With that in mind, he says that risk managers need to ask themselves whether the frameworks they are creating empower people in an organisation to make better decisions.

He explained: “The job of a chief executive is mostly making decisions, making a lot of decisions, making them frequently and hopefully making more good decisions than bad ones.

“What I cared about probably more than anything else was the culture and the systems and having people that I could trust so that I had the right information. I cared about strategic risks, the things that could bite us in the long run.”

He suggests starting meetings with a rundown of risks but focusing on how they affect the operational objectives of the business.

“If you’re a risk manager and you want to get some traction with your chief executive, then the first thing you need to understand is what they care about – that’s setting the context of this discussion that you are having,” he says.

“You need to focus on objectives, because that’s what the chief executive focuses on. What are the high-level organisational objectives and how does risk management support that? Does risk management give the chief executive or the team leaders and staff that manage the risks tools what they need to make better decisions?”

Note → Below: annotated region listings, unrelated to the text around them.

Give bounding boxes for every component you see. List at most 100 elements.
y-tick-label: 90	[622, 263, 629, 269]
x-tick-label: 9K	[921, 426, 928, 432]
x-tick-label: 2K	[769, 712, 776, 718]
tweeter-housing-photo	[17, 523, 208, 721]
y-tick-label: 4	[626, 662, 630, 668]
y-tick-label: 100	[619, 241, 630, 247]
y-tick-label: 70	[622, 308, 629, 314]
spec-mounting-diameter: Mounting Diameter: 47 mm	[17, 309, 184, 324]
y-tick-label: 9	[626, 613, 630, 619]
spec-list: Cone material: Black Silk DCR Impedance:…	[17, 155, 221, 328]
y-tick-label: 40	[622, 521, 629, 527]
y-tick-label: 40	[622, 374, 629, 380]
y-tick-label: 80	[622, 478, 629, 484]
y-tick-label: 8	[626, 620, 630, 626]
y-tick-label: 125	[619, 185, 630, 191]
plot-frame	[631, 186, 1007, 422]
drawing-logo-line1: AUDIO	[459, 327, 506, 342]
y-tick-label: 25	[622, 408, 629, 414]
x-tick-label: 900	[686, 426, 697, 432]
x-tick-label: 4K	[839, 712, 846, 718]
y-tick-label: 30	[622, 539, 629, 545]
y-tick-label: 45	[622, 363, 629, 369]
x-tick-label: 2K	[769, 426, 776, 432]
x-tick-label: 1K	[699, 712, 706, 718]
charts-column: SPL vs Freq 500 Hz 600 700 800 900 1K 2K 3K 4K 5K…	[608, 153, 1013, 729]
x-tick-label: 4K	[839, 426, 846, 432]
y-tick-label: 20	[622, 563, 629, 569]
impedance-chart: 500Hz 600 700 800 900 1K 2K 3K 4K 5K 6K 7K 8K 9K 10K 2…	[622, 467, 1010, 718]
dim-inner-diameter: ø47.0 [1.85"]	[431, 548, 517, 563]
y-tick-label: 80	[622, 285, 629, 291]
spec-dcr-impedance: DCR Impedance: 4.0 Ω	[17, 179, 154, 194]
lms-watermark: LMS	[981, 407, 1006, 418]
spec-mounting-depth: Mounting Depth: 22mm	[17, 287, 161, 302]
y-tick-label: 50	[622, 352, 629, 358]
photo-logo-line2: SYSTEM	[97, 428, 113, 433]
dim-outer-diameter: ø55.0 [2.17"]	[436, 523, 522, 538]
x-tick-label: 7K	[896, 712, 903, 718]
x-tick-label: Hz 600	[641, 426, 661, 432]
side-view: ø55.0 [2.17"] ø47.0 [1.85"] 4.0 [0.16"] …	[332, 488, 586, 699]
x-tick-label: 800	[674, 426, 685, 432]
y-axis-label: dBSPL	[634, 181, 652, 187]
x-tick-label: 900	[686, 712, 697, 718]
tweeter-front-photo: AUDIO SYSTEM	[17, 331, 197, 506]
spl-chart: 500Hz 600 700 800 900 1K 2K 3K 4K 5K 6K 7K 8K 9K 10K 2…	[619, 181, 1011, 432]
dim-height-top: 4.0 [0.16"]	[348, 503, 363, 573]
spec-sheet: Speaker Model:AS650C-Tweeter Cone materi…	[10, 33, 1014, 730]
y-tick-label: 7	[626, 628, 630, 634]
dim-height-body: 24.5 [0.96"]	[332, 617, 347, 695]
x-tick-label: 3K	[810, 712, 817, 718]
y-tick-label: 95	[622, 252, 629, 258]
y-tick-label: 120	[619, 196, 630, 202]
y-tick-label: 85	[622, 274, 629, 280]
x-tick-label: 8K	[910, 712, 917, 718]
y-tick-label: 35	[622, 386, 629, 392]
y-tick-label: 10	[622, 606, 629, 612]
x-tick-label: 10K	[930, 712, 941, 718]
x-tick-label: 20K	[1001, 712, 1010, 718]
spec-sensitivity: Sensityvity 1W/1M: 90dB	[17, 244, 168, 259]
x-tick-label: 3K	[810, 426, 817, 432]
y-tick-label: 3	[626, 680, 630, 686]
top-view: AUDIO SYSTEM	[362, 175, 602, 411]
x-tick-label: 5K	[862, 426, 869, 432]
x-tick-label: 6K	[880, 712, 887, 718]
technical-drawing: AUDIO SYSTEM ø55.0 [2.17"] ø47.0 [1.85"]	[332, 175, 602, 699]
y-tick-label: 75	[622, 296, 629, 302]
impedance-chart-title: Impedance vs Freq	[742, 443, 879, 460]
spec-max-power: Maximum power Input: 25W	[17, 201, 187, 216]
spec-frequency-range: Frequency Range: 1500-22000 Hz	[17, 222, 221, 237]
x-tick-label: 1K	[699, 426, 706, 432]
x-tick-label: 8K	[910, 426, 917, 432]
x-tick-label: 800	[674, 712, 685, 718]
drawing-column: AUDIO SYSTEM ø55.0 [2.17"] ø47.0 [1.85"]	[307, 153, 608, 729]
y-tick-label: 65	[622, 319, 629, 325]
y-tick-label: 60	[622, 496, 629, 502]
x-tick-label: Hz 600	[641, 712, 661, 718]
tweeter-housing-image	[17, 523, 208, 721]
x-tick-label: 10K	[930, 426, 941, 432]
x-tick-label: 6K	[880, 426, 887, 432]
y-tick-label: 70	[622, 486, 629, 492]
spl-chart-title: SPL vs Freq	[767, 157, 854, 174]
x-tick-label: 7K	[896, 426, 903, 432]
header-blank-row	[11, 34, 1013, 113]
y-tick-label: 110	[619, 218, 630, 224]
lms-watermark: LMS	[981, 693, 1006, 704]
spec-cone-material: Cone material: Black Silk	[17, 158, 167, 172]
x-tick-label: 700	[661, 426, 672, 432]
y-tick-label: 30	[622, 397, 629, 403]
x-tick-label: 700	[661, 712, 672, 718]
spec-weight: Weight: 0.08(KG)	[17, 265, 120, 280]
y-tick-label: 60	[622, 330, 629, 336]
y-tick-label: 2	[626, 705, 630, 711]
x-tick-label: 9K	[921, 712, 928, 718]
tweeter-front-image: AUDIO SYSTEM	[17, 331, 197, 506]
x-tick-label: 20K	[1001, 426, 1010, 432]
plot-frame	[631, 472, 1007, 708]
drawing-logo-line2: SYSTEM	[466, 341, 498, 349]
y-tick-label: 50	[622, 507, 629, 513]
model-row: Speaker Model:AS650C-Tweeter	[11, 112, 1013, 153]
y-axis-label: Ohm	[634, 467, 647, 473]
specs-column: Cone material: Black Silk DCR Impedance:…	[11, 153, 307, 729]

Whether dealing with the board or chief executives, risk managers need to speak their language and present information in a way that doesn’t necessarily look like a risk framework, he advises.

His top ten tips for engaging the chief executive are:

  1. Recognise that the world is getting far more complex and more volatile, so risk is becoming more sophisticated and you need to be thinking about it ways that reflect that. There’s no point looking at simple tools like a risk matrix to solve these complex challenges.
  2. Understand behavioural biases – we see risk through our own biases, be a little paranoid about your own blind spots
  3. Don’t let any threat be below your threshold of concern – if comes up in conversation think about it. Not all of them need to go on a risk register, but it’s unwise to ignore them
  4. Define your risk attitude or tolerance – be really explicit so that anyone could pick it up and under what the organisation’s attitude and tolerance is
  5. Analyse root causes – any time something goes wrong don’t wait for it to be a catastrophe or a realised risk, do a detailed root cause analysis of a near miss and you’ll identify vulnerabilities and head them off at the pass
  6. Think long term – especially when it comes to incentives. Incentives drive behaviours so think long term, at least annual bonuses or some long tail with deferred benefits. And don’t invest in short term projects when you can invest in long-term projects.
  7. Be paranoid – greed is good, but paranoia is better. In high risk organisations like air traffic control things even though lots of things can go wrong, they rarely do and one of the reasons is having a healthy sense of paranoia that we are only one step away from disaster.
  8. Interconnectedness – often people work as practitioners but increasingly we are so interconnected.
  9. Don’t forget the white swans and multi-coloured swans.
  10. Train the next generation of risk managers – nurture the high potential people. You can’t be promoted until you’ve found a replacement.